Kendime bir adım daha
Yaşamda
sürekli eylem halindeyiz. Bu fiziksel ya da zihinsel olabiliyorken bazen de hiç
bilmediğimiz, farkına varmadığımız ruhsal bir alanda da gerçekleşiyor. Ve bu
eylemler bazen tekrarlar halinde farklı versiyonlar da önümüze çıkıyor.
Okuduklarım, aldığım eğitimler, öğretiler farklı perspektiflerden konuyu ele
alsa da aslında hepsi aynı şeyi söylüyor. Herkes kendince yorumluyor ama kaynak
tek. Her yol tek bir hakikate çıkıyor.
Geçtiğimiz
hafta sonu kendime bir hediye vermek istiyorumla yola çıkıp bir nefes kampına
katıldım. Bildiğim bir kamptı aslında daha önce de katılmış ve pek çok
farkındalık elde etmiştim. Bu sefer ki başka dedi içim. Yine git. Bu sefer ki
başkaydı evet. Daha bilinçliydim ve direnmeyecektim. Çünkü artık sistemi anlama
yolunda olan biriydim. Tabii bana göre, çünkü bu da göreceli bir bakış aslında.

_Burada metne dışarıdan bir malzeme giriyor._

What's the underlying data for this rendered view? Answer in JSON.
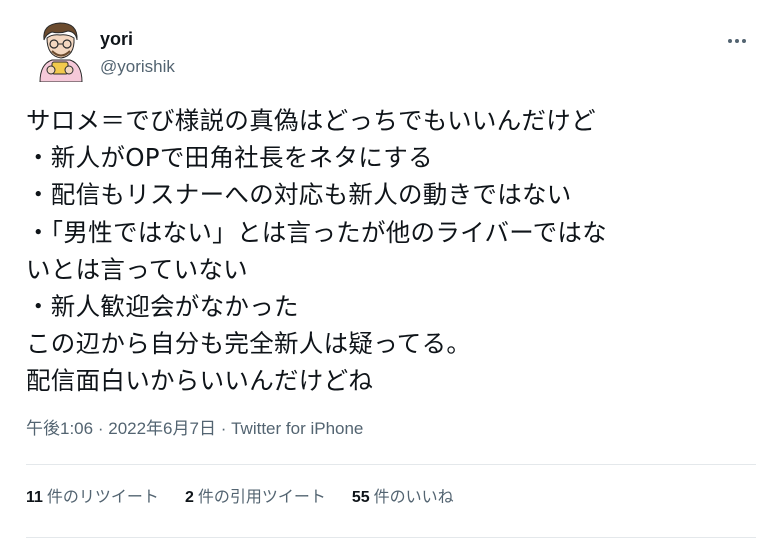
{
  "author": {
    "display_name": "yori",
    "handle": "@yorishik",
    "avatar": "avatar-illustration"
  },
  "more_icon": "more-horizontal-icon",
  "tweet": {
    "lines": [
      "サロメ＝でび様説の真偽はどっちでもいいんだけど",
      "・新人がOPで田角社長をネタにする",
      "・配信もリスナーへの対応も新人の動きではない",
      "・「男性ではない」とは言ったが他のライバーではな",
      "いとは言っていない",
      "・新人歓迎会がなかった",
      "この辺から自分も完全新人は疑ってる。",
      "配信面白いからいいんだけどね"
    ]
  },
  "meta": {
    "time": "午後1:06",
    "separator": "·",
    "date": "2022年6月7日",
    "source": "Twitter for iPhone"
  },
  "stats": {
    "retweets": {
      "count": "11",
      "label": "件のリツイート"
    },
    "quotes": {
      "count": "2",
      "label": "件の引用ツイート"
    },
    "likes": {
      "count": "55",
      "label": "件のいいね"
    }
  },
  "colors": {
    "text": "#0f1419",
    "secondary": "#536471",
    "divider": "#e4e8eb"
  }
}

Daha bilinçli olduğunun farkında olan bir ben olarak gittim, oldukça heyecanlı
ve neşeli başladı her şey. Ve sonra bir yerde bir şey oldu ve ben bir duvara
tosladım. Bana şaka gibi gelen, önem vermediğimi sandığım bir anıyı yıllarca
yüklendiğimi fark ettim. Bilinç ve bilinçaltı o kadar ince detaylarla
yaratılmış yüce bir sistem ki!! Bu alanda ebeveynlere, öğrencilere dersler,
öğretiler verilmeli. En ufak bir farkındalığın dahi hayat kurtarıcı bir etkisi
var çünkü. Dedim ya kaynak tek olsa da kaynağa giden yollar oldukça fazla çünkü
yaratımdaki muazzam çeşitliliğin bir getirisi bu bence. Her şey o kadar bol ki.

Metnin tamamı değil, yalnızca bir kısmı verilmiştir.